C’est ainsi que les plus intelligents, les plus instruits, dans les milieux les plus éclairés, loin de combattre leurs instincts altruistes, sont conduits par la science et l’observation à s’y abandonner et à les fortifier de tout leur pouvoir. Le matérialiste au cœur froid, aux yeux secs, implacable exécuteur des lois de la sélection, est une figure légendaire que l’on ne rencontre plus souvent, si elle a jamais existé : ce qu’on voit d’ordinaire dans le monde des savants, c’est au contraire une bienveillance toute spontanée, une large confiance en la bonté de la nature humaine, un sentiment très vif de la solidarité, le culte de l’amitié et des affections domestiques, un souci passionné des destinées de la patrie. Quand il y a des saints en dehors de l’Église, c’est parmi eux qu’on les trouve. Ils arrivent à faire d’’instinct comme les autres ce que leur philosophie leur a conseillé le jour où ils ont demandé à la vie son secret. Toute leur conduite est un démenti donné à l’assertion de M. Guyau et une confirmation de ce que dit si bien M. Fouillée[1]. « La réflexion tue le sentiment ? — Non ; la réflexion ne détruit que les sentiments faux et les faux systèmes ; mais là où est la vérité on peut porter sans crainte la lumière ; plus on l’éclaire et la regarde en face, plus elle apparaît ce qu’elle est, belle et digne d’être aimée. »

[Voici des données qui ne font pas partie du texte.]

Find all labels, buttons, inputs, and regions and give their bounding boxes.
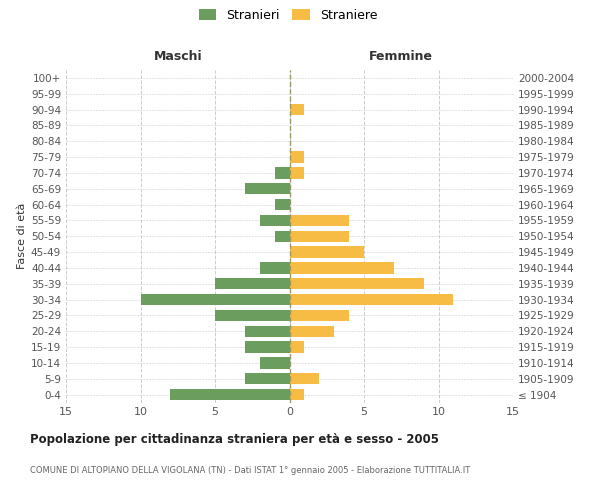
Bar <box>245 326 290 337</box>
Bar <box>275 230 290 242</box>
Bar <box>170 389 290 400</box>
Bar <box>290 230 349 242</box>
Text: COMUNE DI ALTOPIANO DELLA VIGOLANA (TN) - Dati ISTAT 1° gennaio 2005 - Elaborazi: COMUNE DI ALTOPIANO DELLA VIGOLANA (TN) … <box>30 466 470 475</box>
Text: Femmine: Femmine <box>369 50 433 64</box>
Bar <box>290 389 304 400</box>
Bar <box>275 167 290 178</box>
Bar <box>290 342 304 353</box>
Bar <box>290 262 394 274</box>
Bar <box>260 262 290 274</box>
Text: Popolazione per cittadinanza straniera per età e sesso - 2005: Popolazione per cittadinanza straniera p… <box>30 432 439 446</box>
Bar <box>290 294 454 306</box>
Y-axis label: Fasce di età: Fasce di età <box>17 203 27 270</box>
Bar <box>215 278 290 289</box>
Bar <box>245 342 290 353</box>
Bar <box>290 104 304 116</box>
Bar <box>290 167 304 178</box>
Bar <box>290 278 424 289</box>
Bar <box>275 199 290 210</box>
Bar <box>260 214 290 226</box>
Bar <box>245 373 290 384</box>
Bar <box>290 152 304 163</box>
Bar <box>290 310 349 321</box>
Bar <box>290 326 334 337</box>
Legend: Stranieri, Straniere: Stranieri, Straniere <box>196 6 380 24</box>
Bar <box>245 183 290 194</box>
Bar <box>140 294 290 306</box>
Bar <box>215 310 290 321</box>
Bar <box>290 373 319 384</box>
Bar <box>290 214 349 226</box>
Bar <box>260 357 290 368</box>
Bar <box>290 246 364 258</box>
Text: Maschi: Maschi <box>154 50 202 64</box>
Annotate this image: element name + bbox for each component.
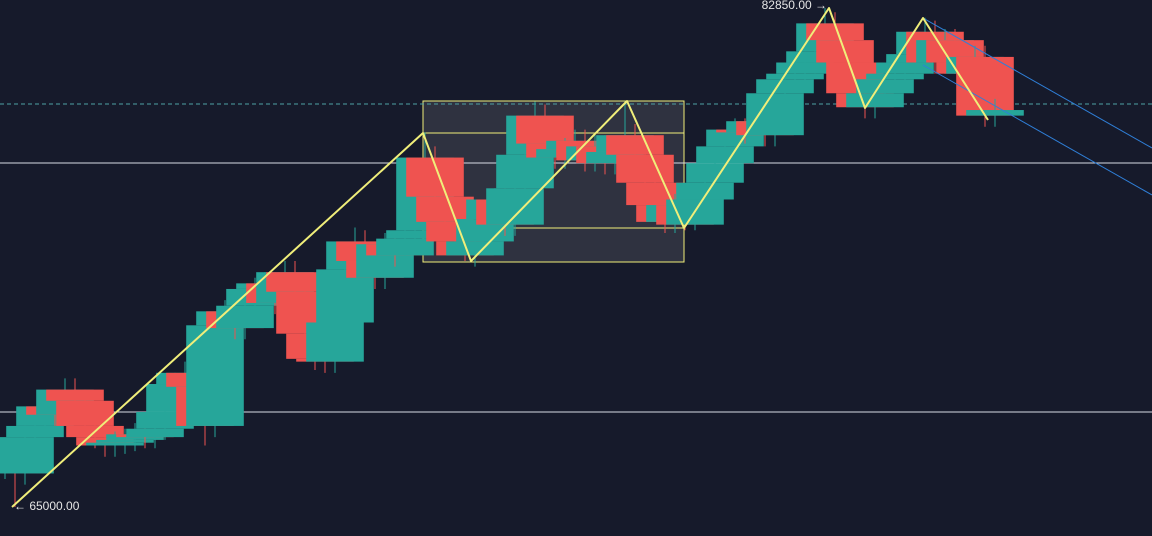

Si donc la réflexion, dès qu’elle s’élève à l’intelligence des harmonies sociales, ne peut que corroborer les sentiments sympathiques, elle doit faire des petits dévouements d’abord, puis des dévouements de plus en plus complets une habitude, un besoin pour ceux qui sont pénétrés de ces harmonies. Ils ont du bien aux autres, parce

  1. Idée du droit, p. 184. Il ne pense pas contredire l’opinion de M. Guyau invoquée page 129 du même livre ; l’utilitarisme est pour lui un système faux et incomplet.